The data will only be available in coded form, your name and other identifying information will not be available to researchers. All data will be stored in a password protected secure computer facility at Melbourne Health. The only people who have access to the codes are two database administrators who do not have access to your health data.

Any information obtained in connection with this project and that can identify you will remain confidential. It will only be disclosed with your permission, except as required by law. Further information on data security of the CART-WHEEL database is available on the website.

How do I know that my information and tissue will be used in a way I would want?

For a researcher applying to gain access to the database, the following requirements will be essential:

  • The researcher must demonstrate that there are adequate resources, including funding, to complete the project satisfactorily. That will usually mean that there is a research grant, which means in turn that the project has been subject to strict scientific scrutiny.
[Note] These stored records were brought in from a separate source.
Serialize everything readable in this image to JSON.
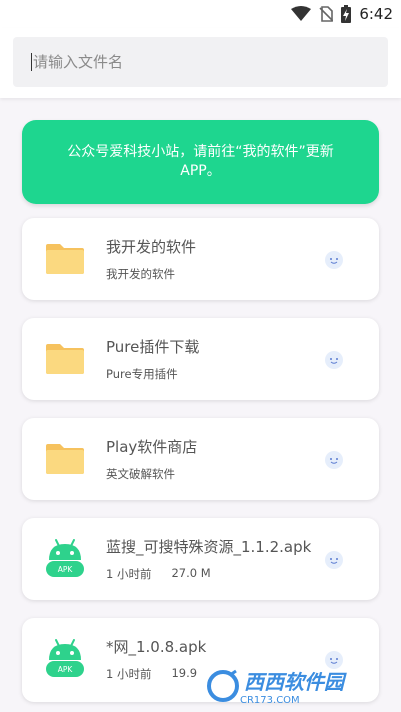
{
  "status_bar": {
    "time": "6:42"
  },
  "search": {
    "placeholder": "请输入文件名",
    "value": ""
  },
  "banner": {
    "text": "公众号爱科技小站，请前往“我的软件”更新APP。"
  },
  "items": [
    {
      "title": "我开发的软件",
      "subtitle": "我开发的软件",
      "icon": "folder-icon"
    },
    {
      "title": "Pure插件下载",
      "subtitle": "Pure专用插件",
      "icon": "folder-icon"
    },
    {
      "title": "Play软件商店",
      "subtitle": "英文破解软件",
      "icon": "folder-icon"
    },
    {
      "title": "蓝搜_可搜特殊资源_1.1.2.apk",
      "time": "1 小时前",
      "size": "27.0 M",
      "icon": "android-apk-icon",
      "badge": "APK"
    },
    {
      "title": "*网_1.0.8.apk",
      "time": "1 小时前",
      "size": "19.9",
      "icon": "android-apk-icon",
      "badge": "APK"
    }
  ],
  "watermark": {
    "brand": "西西软件园",
    "domain": "CR173.COM"
  },
  "colors": {
    "accent": "#1ed68f",
    "folder": "#f9d67a",
    "apk": "#2ed28c"
  }
}
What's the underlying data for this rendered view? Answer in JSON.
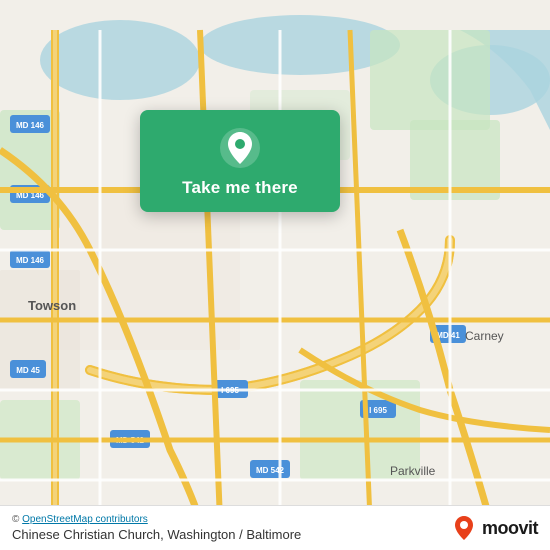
{
  "map": {
    "attribution": "© OpenStreetMap contributors",
    "osm_link_text": "OpenStreetMap contributors"
  },
  "card": {
    "button_label": "Take me there",
    "pin_icon": "location-pin"
  },
  "bottom_bar": {
    "attribution": "© ",
    "attribution_link": "OpenStreetMap contributors",
    "church_name": "Chinese Christian Church, Washington / Baltimore",
    "moovit_text": "moovit"
  },
  "roads": {
    "color_primary": "#f7c94b",
    "color_secondary": "#ffffff",
    "color_tertiary": "#e8e0d0"
  }
}
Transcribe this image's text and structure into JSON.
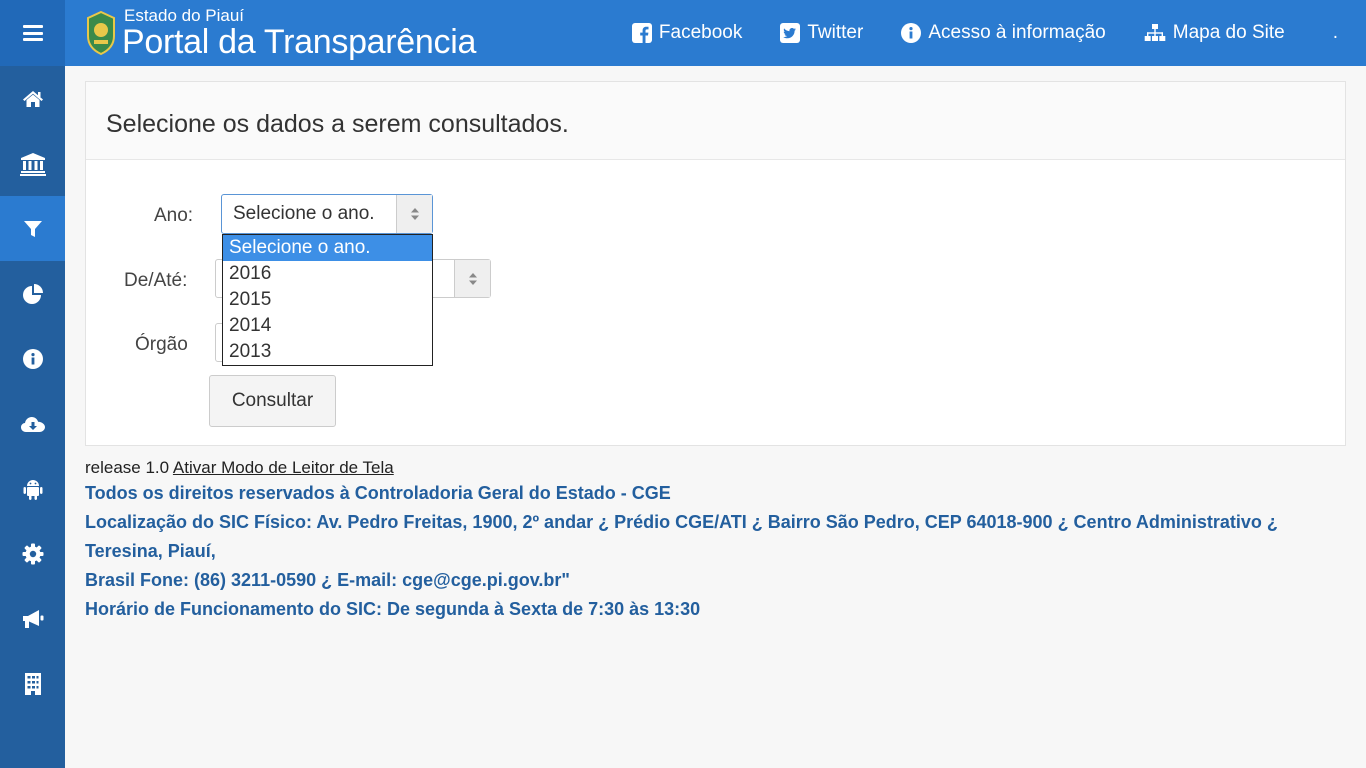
{
  "header": {
    "brand_small": "Estado do Piauí",
    "brand_big": "Portal da Transparência",
    "nav": [
      "Facebook",
      "Twitter",
      "Acesso à informação",
      "Mapa do Site"
    ],
    "trailing": "."
  },
  "colors": {
    "topbar": "#2b7bd0",
    "sidebar": "#235f9e",
    "accent": "#3d8fe6",
    "footer_text": "#235f9e"
  },
  "sidebar": {
    "icons": [
      "home-icon",
      "institution-icon",
      "filter-icon",
      "pie-chart-icon",
      "info-icon",
      "cloud-download-icon",
      "android-icon",
      "gear-icon",
      "megaphone-icon",
      "building-icon"
    ],
    "active_index": 2
  },
  "panel": {
    "title": "Selecione os dados a serem consultados.",
    "ano_label": "Ano:",
    "ano_value": "Selecione o ano.",
    "ano_options": [
      "Selecione o ano.",
      "2016",
      "2015",
      "2014",
      "2013"
    ],
    "periodo_label": "De/Até:",
    "orgao_label": "Órgão",
    "button": "Consultar"
  },
  "footer": {
    "release": "release 1.0",
    "reader_link": "Ativar Modo de Leitor de Tela",
    "lines": [
      "Todos os direitos reservados à Controladoria Geral do Estado - CGE",
      "Localização do SIC Físico: Av. Pedro Freitas, 1900, 2º andar ¿ Prédio CGE/ATI ¿ Bairro São Pedro, CEP 64018-900 ¿ Centro Administrativo ¿ Teresina, Piauí,",
      "Brasil Fone: (86) 3211-0590 ¿ E-mail: cge@cge.pi.gov.br\"",
      "Horário de Funcionamento do SIC: De segunda à Sexta de 7:30 às 13:30"
    ]
  }
}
The project must have been examined by appropriately qualified scientists and judged to be of good scientific merit.
  • The Human Research Ethics Committee of the researcher’s hospital, university or institution must have approved the project.
  • When these requirements are satisfied, a decision as to whether to grant access to the Rare Tumor Database will be made by BioGrid Australia, which is ultimately responsible for the proper maintenance and use of the database.

It is possible that information about the study might be published. However, no information that might identify you will appear in these publications.

In accordance with relevant Australian and/or Victorian privacy and other relevant laws you have the right to access the information collected and stored by the researchers about you. You also have the right to request that any information with which you disagree be corrected. Please contact one of the researchers named below if you would like to access your information.

Since this database can help research, which by its very nature, is experimental and can take many years your data will be kept indefinitely unless you choose to notify the researchers that you wish to withdraw your data from the project.